Fibromyalgie : la maladie des gens qui ont mal partout

Fibromyalgie: Douleurs articulaires dans de nombreux endroits du corps ? Troubles de l’humeur ? Les médecins s’intéressent de près à cette pathologie. 

C’est la maladie de « ceux qui ont mal partout ». Et, contrairement à ce qu’ils entendent parfois, ils ne sont pas douillets et encore moins des paresseux. Ils sont victimes de la fibromyalgie. Une maladie qui touche environ 2 millions de personnes en France, mais reste peu connue et souvent méprisée, y compris par le corps médical.

Pour le moment, il n'existe aucun traitement contre la fibromyalgie. Les rhumatologues ont donc pour objectif d'améliorer le plus possible l'état physique des patients qui souffrent de douleurs articulaires et musculaires permanentes. (LP/Philippe de Poulpiquet.)
Pour le moment, il n’existe aucun traitement contre la fibromyalgie. Les rhumatologues ont donc pour objectif d’améliorer le plus possible l’état physique des patients qui souffrent de douleurs articulaires et musculaires permanentes. (LP/Philippe de Poulpiquet.)

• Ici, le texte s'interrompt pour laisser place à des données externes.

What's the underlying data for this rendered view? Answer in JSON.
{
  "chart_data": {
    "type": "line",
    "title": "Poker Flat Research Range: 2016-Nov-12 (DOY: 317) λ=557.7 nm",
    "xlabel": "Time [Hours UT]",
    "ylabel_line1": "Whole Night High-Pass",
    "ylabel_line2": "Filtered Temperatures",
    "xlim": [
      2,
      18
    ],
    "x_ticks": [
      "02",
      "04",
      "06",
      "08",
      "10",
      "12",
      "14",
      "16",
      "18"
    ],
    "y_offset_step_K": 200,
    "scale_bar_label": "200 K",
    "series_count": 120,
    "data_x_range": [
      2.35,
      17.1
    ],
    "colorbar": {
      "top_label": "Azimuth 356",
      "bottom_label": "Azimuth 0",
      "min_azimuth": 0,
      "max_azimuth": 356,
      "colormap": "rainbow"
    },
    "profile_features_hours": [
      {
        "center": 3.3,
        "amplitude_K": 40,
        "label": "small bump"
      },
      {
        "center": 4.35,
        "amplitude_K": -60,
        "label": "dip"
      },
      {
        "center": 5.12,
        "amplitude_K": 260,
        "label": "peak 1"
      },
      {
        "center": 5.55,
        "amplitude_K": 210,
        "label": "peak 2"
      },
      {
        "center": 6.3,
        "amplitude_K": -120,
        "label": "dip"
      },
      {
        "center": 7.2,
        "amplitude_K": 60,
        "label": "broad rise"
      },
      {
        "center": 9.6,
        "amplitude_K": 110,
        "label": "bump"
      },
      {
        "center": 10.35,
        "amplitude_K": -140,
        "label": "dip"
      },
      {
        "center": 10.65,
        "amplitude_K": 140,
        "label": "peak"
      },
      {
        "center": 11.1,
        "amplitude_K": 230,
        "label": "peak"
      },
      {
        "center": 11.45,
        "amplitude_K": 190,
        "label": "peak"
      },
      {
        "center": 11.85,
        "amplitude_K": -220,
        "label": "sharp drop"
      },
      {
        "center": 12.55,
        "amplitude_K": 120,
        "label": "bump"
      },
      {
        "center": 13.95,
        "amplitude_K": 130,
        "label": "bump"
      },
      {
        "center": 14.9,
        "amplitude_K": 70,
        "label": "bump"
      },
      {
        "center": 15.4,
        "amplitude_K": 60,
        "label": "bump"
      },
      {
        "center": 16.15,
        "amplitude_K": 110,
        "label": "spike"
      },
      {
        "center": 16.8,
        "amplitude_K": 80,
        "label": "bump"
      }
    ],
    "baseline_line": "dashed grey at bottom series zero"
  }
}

Insomnie, douleurs articulaires et musculaires, fatigue intense, troubles de l’humeur… ces symptômes suscitent encore trop souvent un diagnostic lapidaire du genre : « Tout ça, c’est dans la tête. » Le fait de ne trouver aucune lésion organique pour l’expliquer a conduit beaucoup à penser que cette maladie était psychologique. Elle est pourtant reconnue comme une maladie, classifiée en rhumatologie, par l’Organisation mondiale de la santé depuis 1992. Dans notre pays, un rapport de l’Académie nationale de médecine la désigne comme une pathologie à prendre au sérieux. Bref, la reconnaissance institutionnelle est là. Mais, côté recherche, les scientifiques ne sont pas encore parvenus à déterminer les causes exactes de cette maladie, ni à la guérir.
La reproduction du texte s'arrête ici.